OK, ich schweife ab.
Bogen zurück: Winter – Schnee – Territories-LP. Das Cover ist in schwarz-weiß gehalten. Eine lange, einsame Straße ins Nichts geradeaus. Ringsherum liegt Schnee, Zaun und Büsche verschwinden im Schnee-Nebel-Gemisch. Was mich da wohl erwartet? Sieht ja jetzt nicht nach Punkrock-Party aus, was Territories da vor hat.
Ist die orangene Platte, die die Hülle ausspuckt, nun eine letzte Warnung? Ein ACHTUNG! Gleich wird’s „Colder now“?
Und wie das mit Warnungen so ist, jetzt bin ich erstmal richtig neugierig und lege das Scheibchen gespannt auf meinen Plattenteller. Der dreht, ich warte und warte… Und looooos geht’s!
Die Gitarre beginnt, „Quiet now, I think I hear a ghost“ (das mit den Widersprüchen hört also noch nicht auf), dann auch Schlagzeug, alles nach bester Punk-Manier, melodisch mit ordentlich Tempo. Ein bisschen Singalong ist auch dabei. Jetzt muss ich in der Lautstärke nachregulieren von „nachbarschaftsverträglich“ auf „nachbarschaftsnerven-strapazierend-weil-zu-laut“ und ein zufriedenes Grinsen erscheint auf meinem Gesicht.

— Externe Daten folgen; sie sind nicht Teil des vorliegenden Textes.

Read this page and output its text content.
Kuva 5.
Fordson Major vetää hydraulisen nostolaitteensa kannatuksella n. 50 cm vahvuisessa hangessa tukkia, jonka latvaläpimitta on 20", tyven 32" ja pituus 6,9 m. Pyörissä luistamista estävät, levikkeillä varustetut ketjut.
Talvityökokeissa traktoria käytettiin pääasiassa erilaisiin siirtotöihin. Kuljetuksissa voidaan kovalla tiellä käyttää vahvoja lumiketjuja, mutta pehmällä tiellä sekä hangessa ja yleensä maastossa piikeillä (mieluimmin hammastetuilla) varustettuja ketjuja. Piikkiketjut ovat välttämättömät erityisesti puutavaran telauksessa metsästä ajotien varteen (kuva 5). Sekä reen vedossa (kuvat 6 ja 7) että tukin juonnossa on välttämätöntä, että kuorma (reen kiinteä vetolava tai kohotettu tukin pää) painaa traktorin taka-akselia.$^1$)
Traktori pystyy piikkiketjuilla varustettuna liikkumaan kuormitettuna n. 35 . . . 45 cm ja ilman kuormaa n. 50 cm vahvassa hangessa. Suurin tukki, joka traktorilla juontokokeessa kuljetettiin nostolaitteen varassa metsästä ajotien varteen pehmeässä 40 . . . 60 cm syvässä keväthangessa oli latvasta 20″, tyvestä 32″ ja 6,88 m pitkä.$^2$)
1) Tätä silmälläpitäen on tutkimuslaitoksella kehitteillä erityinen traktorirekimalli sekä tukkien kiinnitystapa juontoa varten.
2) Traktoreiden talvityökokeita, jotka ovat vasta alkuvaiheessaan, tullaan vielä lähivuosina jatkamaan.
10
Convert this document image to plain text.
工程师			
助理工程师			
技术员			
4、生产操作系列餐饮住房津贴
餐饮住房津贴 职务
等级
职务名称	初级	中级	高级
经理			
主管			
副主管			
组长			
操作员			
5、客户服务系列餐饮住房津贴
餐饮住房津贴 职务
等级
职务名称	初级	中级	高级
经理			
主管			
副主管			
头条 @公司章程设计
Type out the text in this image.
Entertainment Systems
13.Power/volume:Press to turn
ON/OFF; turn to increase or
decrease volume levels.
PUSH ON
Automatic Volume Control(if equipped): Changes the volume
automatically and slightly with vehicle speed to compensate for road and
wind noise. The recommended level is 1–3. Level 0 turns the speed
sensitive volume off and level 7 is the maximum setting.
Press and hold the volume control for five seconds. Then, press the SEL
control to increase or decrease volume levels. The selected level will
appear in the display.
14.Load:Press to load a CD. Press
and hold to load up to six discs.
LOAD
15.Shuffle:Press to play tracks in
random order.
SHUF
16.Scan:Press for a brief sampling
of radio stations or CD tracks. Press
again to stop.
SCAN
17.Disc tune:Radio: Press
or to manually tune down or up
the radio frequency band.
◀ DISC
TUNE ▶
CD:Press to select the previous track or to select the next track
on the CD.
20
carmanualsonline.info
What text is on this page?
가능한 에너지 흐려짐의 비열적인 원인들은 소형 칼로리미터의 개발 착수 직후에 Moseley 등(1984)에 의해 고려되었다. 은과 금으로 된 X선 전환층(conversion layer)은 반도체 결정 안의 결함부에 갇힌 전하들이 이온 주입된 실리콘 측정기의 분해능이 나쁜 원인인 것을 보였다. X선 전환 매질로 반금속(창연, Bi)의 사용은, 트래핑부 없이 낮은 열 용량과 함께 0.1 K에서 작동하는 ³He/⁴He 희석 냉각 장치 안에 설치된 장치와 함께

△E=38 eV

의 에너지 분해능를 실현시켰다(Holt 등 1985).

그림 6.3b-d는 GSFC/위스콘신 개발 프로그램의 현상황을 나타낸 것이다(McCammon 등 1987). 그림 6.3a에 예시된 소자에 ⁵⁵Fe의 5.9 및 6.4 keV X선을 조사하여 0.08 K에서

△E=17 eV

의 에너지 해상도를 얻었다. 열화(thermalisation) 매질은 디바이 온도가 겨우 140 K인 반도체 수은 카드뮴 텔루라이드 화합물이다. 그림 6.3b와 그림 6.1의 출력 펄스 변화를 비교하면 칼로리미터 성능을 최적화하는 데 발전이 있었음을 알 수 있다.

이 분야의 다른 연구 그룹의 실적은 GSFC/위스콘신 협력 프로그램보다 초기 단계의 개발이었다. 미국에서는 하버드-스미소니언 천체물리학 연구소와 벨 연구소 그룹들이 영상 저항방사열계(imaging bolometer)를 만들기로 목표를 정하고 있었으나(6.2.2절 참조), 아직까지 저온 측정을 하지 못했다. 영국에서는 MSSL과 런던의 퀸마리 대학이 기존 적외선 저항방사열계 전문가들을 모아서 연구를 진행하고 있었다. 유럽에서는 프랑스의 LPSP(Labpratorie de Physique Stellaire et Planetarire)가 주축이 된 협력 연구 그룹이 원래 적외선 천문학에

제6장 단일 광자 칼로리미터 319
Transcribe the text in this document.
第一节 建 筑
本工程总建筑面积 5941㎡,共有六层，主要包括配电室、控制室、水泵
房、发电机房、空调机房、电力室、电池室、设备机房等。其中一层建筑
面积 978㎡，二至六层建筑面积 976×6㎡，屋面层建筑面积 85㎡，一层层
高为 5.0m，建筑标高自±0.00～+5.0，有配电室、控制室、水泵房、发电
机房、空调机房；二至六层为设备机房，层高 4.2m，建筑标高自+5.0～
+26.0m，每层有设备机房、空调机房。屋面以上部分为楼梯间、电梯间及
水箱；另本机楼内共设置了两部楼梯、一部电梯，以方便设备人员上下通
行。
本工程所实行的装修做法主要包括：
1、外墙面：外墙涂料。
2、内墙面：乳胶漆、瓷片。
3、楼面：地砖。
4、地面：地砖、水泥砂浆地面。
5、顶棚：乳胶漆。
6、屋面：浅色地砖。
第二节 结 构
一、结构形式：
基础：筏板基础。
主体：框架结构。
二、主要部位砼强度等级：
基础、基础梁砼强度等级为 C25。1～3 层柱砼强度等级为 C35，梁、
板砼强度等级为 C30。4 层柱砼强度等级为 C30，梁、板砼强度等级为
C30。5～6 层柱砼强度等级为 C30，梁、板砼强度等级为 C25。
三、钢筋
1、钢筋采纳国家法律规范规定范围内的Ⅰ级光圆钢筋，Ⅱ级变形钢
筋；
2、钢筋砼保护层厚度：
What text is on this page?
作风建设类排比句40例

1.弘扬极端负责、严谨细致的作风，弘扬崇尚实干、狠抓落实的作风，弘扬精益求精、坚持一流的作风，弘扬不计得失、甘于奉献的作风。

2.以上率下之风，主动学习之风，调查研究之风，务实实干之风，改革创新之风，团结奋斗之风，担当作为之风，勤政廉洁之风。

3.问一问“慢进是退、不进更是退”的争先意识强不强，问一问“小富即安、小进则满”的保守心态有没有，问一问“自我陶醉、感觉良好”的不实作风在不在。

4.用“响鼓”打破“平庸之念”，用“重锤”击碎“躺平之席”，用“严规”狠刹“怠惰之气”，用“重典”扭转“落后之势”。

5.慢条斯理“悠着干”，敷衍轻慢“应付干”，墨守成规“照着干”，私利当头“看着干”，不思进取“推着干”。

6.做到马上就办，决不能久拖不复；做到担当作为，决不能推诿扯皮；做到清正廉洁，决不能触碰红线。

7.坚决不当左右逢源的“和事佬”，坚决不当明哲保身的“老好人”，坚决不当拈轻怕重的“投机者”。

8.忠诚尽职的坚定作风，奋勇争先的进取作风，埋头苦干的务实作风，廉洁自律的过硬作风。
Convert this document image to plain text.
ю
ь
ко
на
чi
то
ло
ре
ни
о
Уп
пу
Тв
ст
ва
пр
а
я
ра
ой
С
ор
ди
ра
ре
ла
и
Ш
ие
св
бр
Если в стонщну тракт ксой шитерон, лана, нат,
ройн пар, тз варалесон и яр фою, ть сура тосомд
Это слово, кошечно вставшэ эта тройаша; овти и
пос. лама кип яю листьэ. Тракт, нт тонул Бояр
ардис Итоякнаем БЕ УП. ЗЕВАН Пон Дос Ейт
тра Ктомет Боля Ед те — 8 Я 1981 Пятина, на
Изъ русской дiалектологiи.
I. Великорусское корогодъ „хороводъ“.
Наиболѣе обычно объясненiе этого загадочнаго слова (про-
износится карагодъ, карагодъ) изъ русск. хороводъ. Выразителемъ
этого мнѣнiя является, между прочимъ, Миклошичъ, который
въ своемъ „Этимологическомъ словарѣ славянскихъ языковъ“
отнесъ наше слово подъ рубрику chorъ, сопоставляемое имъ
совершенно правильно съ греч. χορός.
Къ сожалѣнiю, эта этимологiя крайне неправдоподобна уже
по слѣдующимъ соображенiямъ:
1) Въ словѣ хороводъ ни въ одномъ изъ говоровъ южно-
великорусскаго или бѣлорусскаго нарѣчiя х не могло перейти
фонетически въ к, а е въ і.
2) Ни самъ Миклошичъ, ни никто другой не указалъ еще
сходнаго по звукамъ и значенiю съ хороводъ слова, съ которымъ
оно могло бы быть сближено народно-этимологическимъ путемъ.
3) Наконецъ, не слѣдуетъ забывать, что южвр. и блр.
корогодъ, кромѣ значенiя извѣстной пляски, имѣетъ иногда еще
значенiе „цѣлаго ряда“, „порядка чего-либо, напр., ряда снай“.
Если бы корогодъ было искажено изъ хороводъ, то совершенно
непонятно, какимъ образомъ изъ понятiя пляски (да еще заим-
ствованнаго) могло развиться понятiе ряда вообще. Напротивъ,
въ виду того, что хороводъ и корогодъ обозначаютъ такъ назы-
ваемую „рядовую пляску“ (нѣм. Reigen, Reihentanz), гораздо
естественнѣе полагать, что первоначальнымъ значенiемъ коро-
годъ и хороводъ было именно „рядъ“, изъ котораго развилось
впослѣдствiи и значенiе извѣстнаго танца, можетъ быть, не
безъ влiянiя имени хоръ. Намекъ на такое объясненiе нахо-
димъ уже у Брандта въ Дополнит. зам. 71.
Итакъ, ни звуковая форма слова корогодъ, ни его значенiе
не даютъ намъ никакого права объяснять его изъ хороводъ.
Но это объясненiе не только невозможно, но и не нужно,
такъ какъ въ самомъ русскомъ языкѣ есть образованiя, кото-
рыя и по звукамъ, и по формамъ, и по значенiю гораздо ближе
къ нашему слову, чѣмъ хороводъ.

Dadurch, dass die Songtexte beiliegen und praktischerweise die Strophen sich meist wiederholen, fühle ich mich schnell textsicher (obwohl das natürlich nicht stimmt). Ich glaube, das ist der Mix, der mich mitnimmt. Die Melodien gehen ins Bein, der Singalong-Faktor kommt nicht zu kurz. Die Stimme des Sängers ist meist eher hell, wie oft bei Skate-Punk-Bands üblich. Allerdings empfinde ich es hier als stimmig, während mich sonst so typischer Skate-Punk gar nicht abholt und mich wegen der fiepsigen Stimmen schnell nervt.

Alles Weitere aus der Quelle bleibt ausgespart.